= TerraNova (test) =

American series of standardized achievement tests

TerraNova is a series of standardized achievement tests used in the United States designed to assess K-12 student achievement in reading, language arts, mathematics, science, social studies, vocabulary, spelling, and other areas.

The test series is published by CTB/McGraw-Hill. On June 30, 2015 McGraw-Hill Education announced that Data Recognition Corporation (DRC) had agreed to acquire "key assets" of the CTB/McGraw-Hill assessment business.

TerraNova was created with an update in 1996 CTB to the California Achievement Tests and the California Tests of Basic Skills.

TerraNova are used by many Department of Defense Dependents Schools. The state of California used the test as part of the CAT/6 or California Achievement Tests, 6th edition as part of the statewide STAR testing program, though only in certain grades. The CAT series of tests have been available for quite some time and before many US states began developing their own standards-based tests as part of an overall testing movement in the United States, which began in the early 2000s. The CAT were also widely used outside of California to assess student achievement.

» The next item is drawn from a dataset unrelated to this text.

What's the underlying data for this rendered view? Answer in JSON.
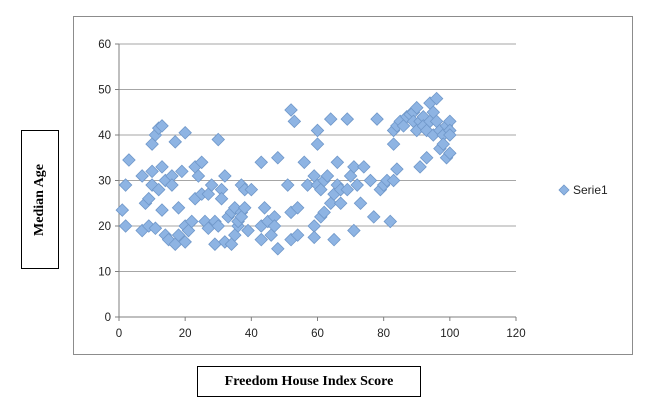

TerraNova are used widely throughout the United States.

==Tests==
The tests are usually multiple choice and answered with bubble sheets. Many sections take fifteen minutes to a few hours, and the tests sometimes extend to over one day. Fifth grade and above include short answers. The results are nationally norm-referenced, meaning that students' scores reflect their achievement in comparison to all students who took the test nationally. Typically this is expressed as a raw score that is then converted into a percentile ranking. This is different from criterion-referenced tests, which measure student performance based on mastery of the material.

In 2015, CTB released TerraNova 3 Online. The online administered test includes a full battery of constructed-response and selected-response test items provides detailed diagnostic information on students' basic and applied skills.